Companhia Estadual de Habitação reduzirá déficit habitacional no RN

O déficit no RN é de quase 126 mil imóveis

Casas construídas no Estado possuem três quartos, um a mais do que o padrão do programa federal Minha Casa Minha Vida. Foto: Wagner Guerra
Casas construídas no Estado possuem três quartos, um a mais do que o padrão do programa federal Minha Casa Minha Vida. Foto: Wagner Guerra

Com um déficit habitacional de quase 126 mil imóveis em todo o Rio Grande do Norte, a Companhia Estadual de Habitação e Desenvolvimento Urbano (Cehab) concluiu nesta quarta-feira (20) , o plano com estratégias e ações de planejamento para combater o problema, que ocorre com maior intensidade na Região Metropolitana de Natal e em Mossoró. O documento, uma exigência do Governo Federal, está sendo elaborado desde 2012 e contempla ainda serviços de infraestrutura básica, como abastecimento e saneamento, energia elétrica, drenagem e pavimentação dos locais onde as residências forem construídas.

Segundo o presidente da Cehab, Sueldo Medeiros, o plano é extremamente importante para garantir que o próximo governo estadual tenha diretrizes traçadas para diminuir o déficit habitacional no Rio Grande do Norte e assegurar melhores condições de vida e dignidade para os potiguares. Ele, que apresentou a terceira etapa do Plano Estadual de Habitação e Interesse Social (Pehis) nesta tarde à sociedade, disse que a companhia segue os trabalhos buscando parcerias público-privadas para garantir a implementação das ações.

“Temos um prazo até outubro para entregarmos as estratégias e atividades destinadas à política habitacional do Estado à Caixa Econômica Federal, para obtenção de recursos para a construção das casas, nos próximos anos. Mas considero isso uma vitória muito grande para o Rio Grande do Norte, que sofre com um déficit grande de habitação há muito tempo. E o importante é que estamos correndo atrás de melhorar a qualidade de vida das pessoas”, enfatizou.
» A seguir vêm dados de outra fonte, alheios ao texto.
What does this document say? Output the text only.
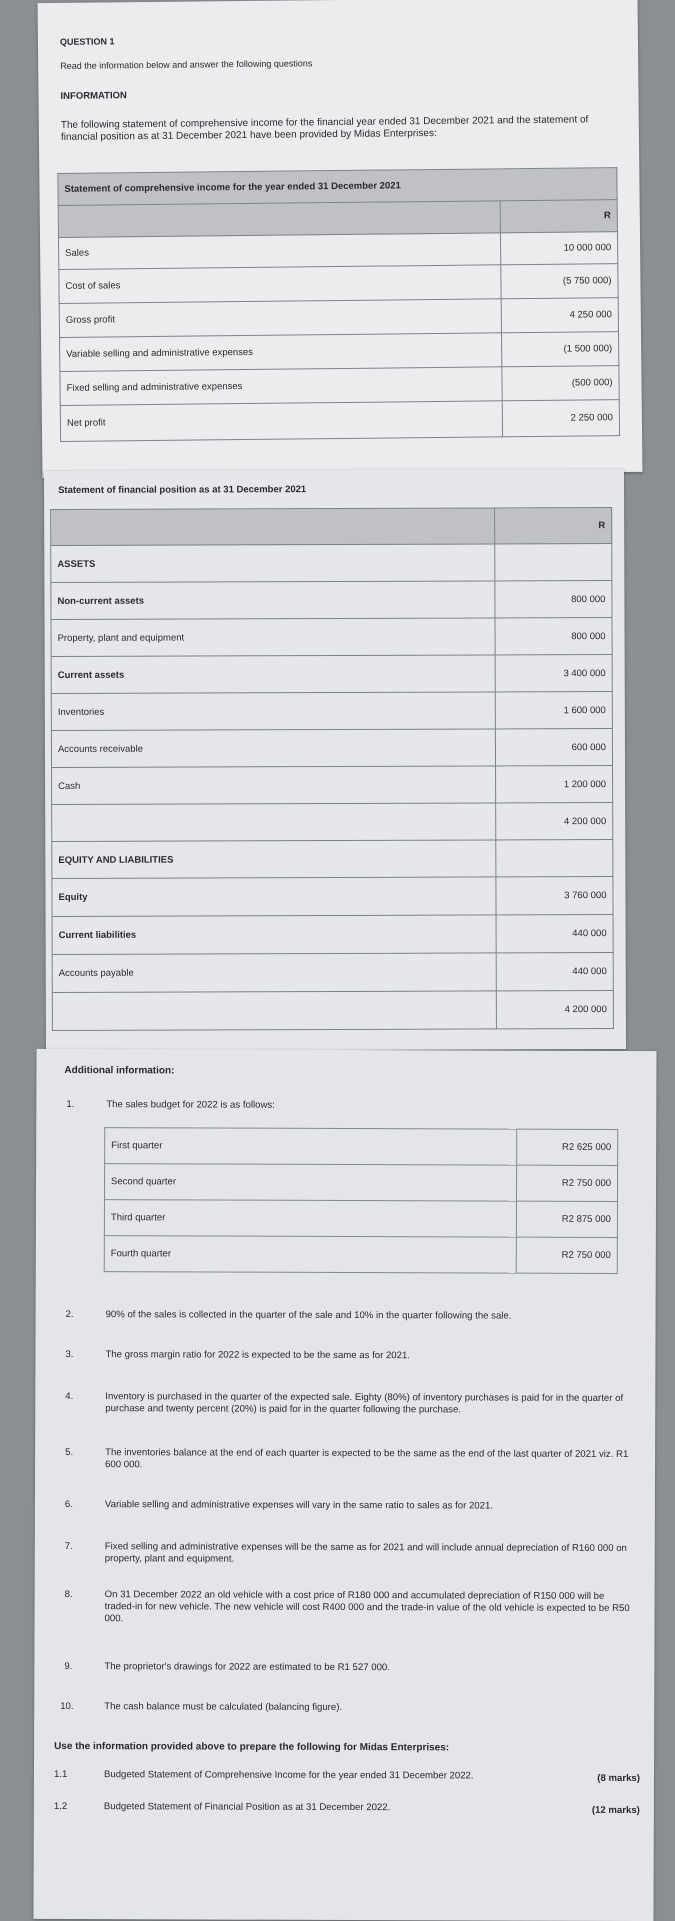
QUESTION 1
Read the information below and answer the following questions
INFORMATION
The following statement of comprehensive income for the financial year ended 31 December 2021 and the statement of financial position as at 31 December 2021 have been provided by Midas Enterprises:
Statement of comprehensive income for the year ended 31 December 2021	
	R
Sales	10 000 000
Cost of sales	(5 750 000)
Gross profit	4 250 000
Variable selling and administrative expenses	(1 500 000)
Fixed selling and administrative expenses	(500 000)
Net profit	2 250 000
Statement of financial position as at 31 December 2021
	R
ASSETS	
Non-current assets	800 000
Property, plant and equipment	800 000
Current assets	3 400 000
Inventories	1 600 000
Accounts receivable	600 000
Cash	1 200 000
	4 200 000
EQUITY AND LIABILITIES	
Equity	3 760 000
Current liabilities	440 000
Accounts payable	440 000
	4 200 000
Additional information:
1.	The sales budget for 2022 is as follows:
First quarter	R2 625 000
Second quarter	R2 750 000
Third quarter	R2 875 000
Fourth quarter	R2 750 000
2.	90% of the sales is collected in the quarter of the sale and 10% in the quarter following the sale.
3.	The gross margin ratio for 2022 is expected to be the same as for 2021.
4.	Inventory is purchased in the quarter of the expected sale. Eighty (80%) of inventory purchases is paid for in the quarter of purchase and twenty percent (20%) is paid for in the quarter following the purchase.
5.	The inventories balance at the end of each quarter is expected to be the same as the end of the last quarter of 2021 viz. R1 600 000.
6.	Variable selling and administrative expenses will vary in the same ratio to sales as for 2021.
7.	Fixed selling and administrative expenses will be the same as for 2021 and will include annual depreciation of R160 000 on property, plant and equipment.
8.	On 31 December 2022 an old vehicle with a cost price of R180 000 and accumulated depreciation of R150 000 will be traded-in for new vehicle. The new vehicle will cost R400 000 and the trade-in value of the old vehicle is expected to be R50 000.
9.	The proprietor's drawings for 2022 are estimated to be R1 527 000.
10.	The cash balance must be calculated (balancing figure).
Use the information provided above to prepare the following for Midas Enterprises:
1.1	Budgeted Statement of Comprehensive Income for the year ended 31 December 2022.	(8 marks)
1.2	Budgeted Statement of Financial Position as at 31 December 2022.	(12 marks)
Sueldo afirmou que a Cehab possui um cadastro com os nomes de 86 municípios, de até 50 mil habitantes, com proposta para construção de moradias populares junto ao Governo Federal e que falta apenas a aprovação do Ministério das Cidades para que as obras sejam iniciadas. “No caso das cidades com até 20 mil moradores, serão construídas 40 residências, já nas com população entre 20 e 50 mil, serão 50 imóveis erguidos, tudo com investimentos do programa federal Minha Casa, Minha Vida 3″, falou.

Casas construídas no RN são diferentes

Sueldo Medeiros explicou ainda que o déficit habitacional atual no Rio Grande do Norte é de 125.841 imóveis, a maioria nos sete municípios que compõem a Região Metropolitana de Natal e também em Mossoró, que concentram a maior parte da população no Estado. Desse total, 95.921 estão situados somente na área urbana, o que representa um total de 76,22%. Já na área rural, a defasagem é de 29.920 residências, ou 23,78%.

Ele disse também que as unidades habitacionais construídas pelo Minha Casa, Minha Vida seguem um modelo padrão em todo o país, com dois quartos, sala, cozinha, banheiro e área de serviço. No entanto, graças a um aporte financeiro no valor de R$ 5,818 milhões disponibilizado pelo Estado, foi possível construir um quarto a mais em 1.610 unidades de 39 municípios, pelo Minha Casa, Minha Vida 2.

“Todos os imóveis são construídos e entregues em locais dotados com infraestrutura básica para que os moradores possam viver com dignidade. Durante a atual gestão, foram construídas 4.141 moradias, em um total de R$ 74,366 milhões investidos pelos governos federal e estadual, com o diferencial que o Estado disponibilizou um aporte extra que permitiu a construção de mais um quarto em” afirmou.